Bachmann had given few clues she was considering leaving Congress. Her fundraising operation was churning out the regular pitches for the small-dollar donations that Bachmann collected so well over the years, and she had an ad running on Twin Cities television talking about her role in opposing President Barack Obama’s health law. The early timing of the ad suggested she was preparing for a tough fight against Graves.
Without the polarizing Bachmann on the ticket, Republicans could have an easier time holding a district that leans more heavily in the GOP direction than any other in Minnesota. A parade of hopefuls was expected. By Wednesday morning, state Rep. Matt Dean, a former House majority leader, said he was inclined to run.

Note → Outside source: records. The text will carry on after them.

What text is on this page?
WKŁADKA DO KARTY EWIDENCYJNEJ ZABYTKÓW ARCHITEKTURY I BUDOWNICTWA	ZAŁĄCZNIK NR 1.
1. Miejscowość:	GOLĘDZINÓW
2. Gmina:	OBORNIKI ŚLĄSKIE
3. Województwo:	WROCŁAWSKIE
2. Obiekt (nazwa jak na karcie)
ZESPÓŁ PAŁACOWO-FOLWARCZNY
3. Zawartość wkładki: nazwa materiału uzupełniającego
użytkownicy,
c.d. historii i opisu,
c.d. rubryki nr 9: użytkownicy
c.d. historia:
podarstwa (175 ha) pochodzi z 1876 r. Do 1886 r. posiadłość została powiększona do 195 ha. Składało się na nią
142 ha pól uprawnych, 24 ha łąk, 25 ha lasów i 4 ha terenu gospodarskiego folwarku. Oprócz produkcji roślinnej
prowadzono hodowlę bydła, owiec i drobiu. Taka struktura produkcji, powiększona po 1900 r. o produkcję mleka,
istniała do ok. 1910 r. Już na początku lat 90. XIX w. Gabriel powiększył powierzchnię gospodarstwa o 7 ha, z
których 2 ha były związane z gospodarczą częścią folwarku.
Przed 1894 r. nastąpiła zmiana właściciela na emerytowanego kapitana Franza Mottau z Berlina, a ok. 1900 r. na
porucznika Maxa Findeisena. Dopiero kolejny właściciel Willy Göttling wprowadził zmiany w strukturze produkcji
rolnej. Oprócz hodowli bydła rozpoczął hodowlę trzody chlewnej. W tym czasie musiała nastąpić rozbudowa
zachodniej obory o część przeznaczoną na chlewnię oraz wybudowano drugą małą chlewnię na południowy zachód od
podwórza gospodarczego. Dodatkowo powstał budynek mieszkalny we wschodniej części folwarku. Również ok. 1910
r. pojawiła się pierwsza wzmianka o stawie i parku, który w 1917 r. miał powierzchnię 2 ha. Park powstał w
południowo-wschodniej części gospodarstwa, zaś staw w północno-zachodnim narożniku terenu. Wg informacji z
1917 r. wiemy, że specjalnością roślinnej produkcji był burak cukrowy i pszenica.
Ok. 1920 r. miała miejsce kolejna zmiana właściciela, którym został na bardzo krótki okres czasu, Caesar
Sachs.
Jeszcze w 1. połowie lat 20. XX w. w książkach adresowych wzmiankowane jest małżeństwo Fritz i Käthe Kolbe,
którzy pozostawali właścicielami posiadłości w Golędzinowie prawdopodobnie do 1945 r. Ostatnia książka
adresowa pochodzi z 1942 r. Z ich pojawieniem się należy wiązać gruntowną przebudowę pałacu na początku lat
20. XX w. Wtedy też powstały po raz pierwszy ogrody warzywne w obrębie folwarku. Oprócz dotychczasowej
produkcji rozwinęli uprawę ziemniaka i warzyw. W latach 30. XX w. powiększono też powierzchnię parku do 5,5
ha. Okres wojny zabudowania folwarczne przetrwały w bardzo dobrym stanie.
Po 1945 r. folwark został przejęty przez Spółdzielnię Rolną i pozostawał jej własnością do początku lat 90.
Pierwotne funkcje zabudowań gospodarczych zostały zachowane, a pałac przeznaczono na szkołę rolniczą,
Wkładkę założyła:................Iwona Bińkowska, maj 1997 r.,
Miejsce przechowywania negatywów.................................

“It is something I have thought about in the past if Michele were to not run again,” Dean told The Associated Press. “It’s not something that I just started thinking about this morning.”
Graves said he thought Bachmann had “read the tea leaves.”
“The district is changing,” the Democrat said in an interview Wednesday with KARE-TV in Minneapolis. “They want somebody who really does have some business background and understands the economy and can get things done in Washington and back in the district.”
Andy Aplikowski, who has long been active in the district’s Republican Party chapter, said he expected Bachmann to run again but can understand why she didn’t.
“It’s a grueling thing to be in Congress. It’s a grueling thing to be Michele Bachmann in Congress,” he said. “Every move you make is criticized and put under a microscope.”